Idiocracy wasn't promoted at all. There was no website for it (that I could find at least), no advertising, and no sense of it ever having appeared at a movie theatre near me. I have a theory on this. Western comedy has a 5% dumb factor. What I mean, is that given any sitcom or movie, there's an allowance for only a small percentage of the cast to portray dumb characters while the remainder of the cast has to be intelligent. The dumb characters are used for comic relief, plot devices that rely on buffoonery, or as some sort of tool to make the intelligent characters feel better about themselves. The dumb characters are a mirror held up to show us what we shouldn't be by the smart people who show us who we should be. It's a comfort thing. A comedic safety net facilitated by Gilligan, Homer, Peter Griffin, and a ton of other men (how come there aren’t many dumb female characters?). Idiocracy completely inverts this whole paradigm by making 2% of the cast smart (in an average way) while the rest of the cast is completely stupid. This is probably scary to a lot of people.


So, we have two ends of the spectrum here: a drama about an intelligent world falling into chaos because it can't reproduce and a comedy about a stupid world falling into chaos because it can reproduce.

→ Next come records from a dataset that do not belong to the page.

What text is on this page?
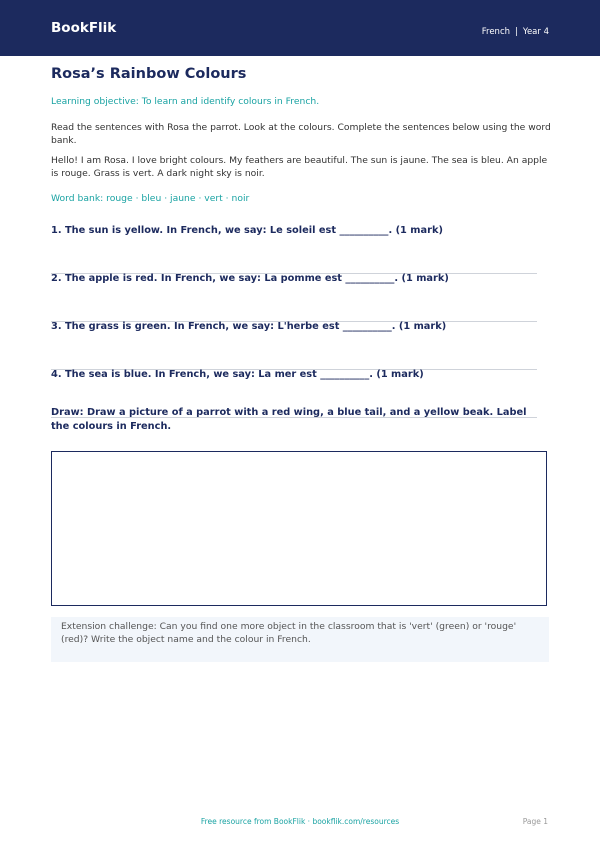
BookFlik	French | Year 4
Rosa’s Rainbow Colours
Learning objective: To learn and identify colours in French.
Read the sentences with Rosa the parrot. Look at the colours. Complete the sentences below using the word bank.
Hello! I am Rosa. I love bright colours. My feathers are beautiful. The sun is jaune. The sea is bleu. An apple is rouge. Grass is vert. A dark night sky is noir.
Word bank: rouge · bleu · jaune · vert · noir
1. The sun is yellow. In French, we say: Le soleil est __________. (1 mark)
2. The apple is red. In French, we say: La pomme est __________. (1 mark)
3. The grass is green. In French, we say: L'herbe est __________. (1 mark)
4. The sea is blue. In French, we say: La mer est __________. (1 mark)
Draw: Draw a picture of a parrot with a red wing, a blue tail, and a yellow beak. Label the colours in French.
Extension challenge: Can you find one more object in the classroom that is 'vert' (green) or 'rouge' (red)? Write the object name and the colour in French.
Free resource from BookFlik · bookflik.com/resources	Page 1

I ended up liking Idiocracy for many of the same reasons I liked Children Of Men, albeit comedic angles on the same concepts and issues. For a comedy, Idiocracy did an amazing job with its sense of place ranging from a skyline of incomplete freeways and tied together skyscrapers to a Costco the size of a small country. None of the shots are particularly realistic. They have a 1960's Star Trek matte painting look to them that may seem cheesy to a lot of viewers, but actually go a long way in creating a world that looks as practical as it does improbable. You'll never look at Fuddruckers the same way! As far as the characters, they stay remarkably consistent; none of the dumb characters ever get smarter and none of the average characters (regardless of their intellectual advantages) ever actually save the world. Infact, there is no typical happy ending to the movie and it ends just as bleakly and inconclusive as it begins.

3 Comments:

Blogger Brian Wanamaker said...

I fear for my will to live, but I want to see both of these movies.

9:21 PM  
Anonymous Anonymous said...

I spent more than a few hours playing Grid Wars. That's good stuff. Hang on to your copy though, because the same people responsible for the shitty OS you are complaining about got the author to remove the program from his website (follow the incitti link).

9:20 PM  
Anonymous Anonymous said...

Take a look at any Scary Movie and you'll see that studios have no problem releasing, and audiences have no problem seeing films with no smart characters at all. But your theory is not what this comment is about. The reason why this movie did not get any advertising is because it attacks corporations, real-life as well as fictional. Starbucks, Cost-co, Carl's Jr., Fudruckers, Gatorade, and many more. Fox dumped the film for it's strong and sometimes foulmouthed anti-corporate message.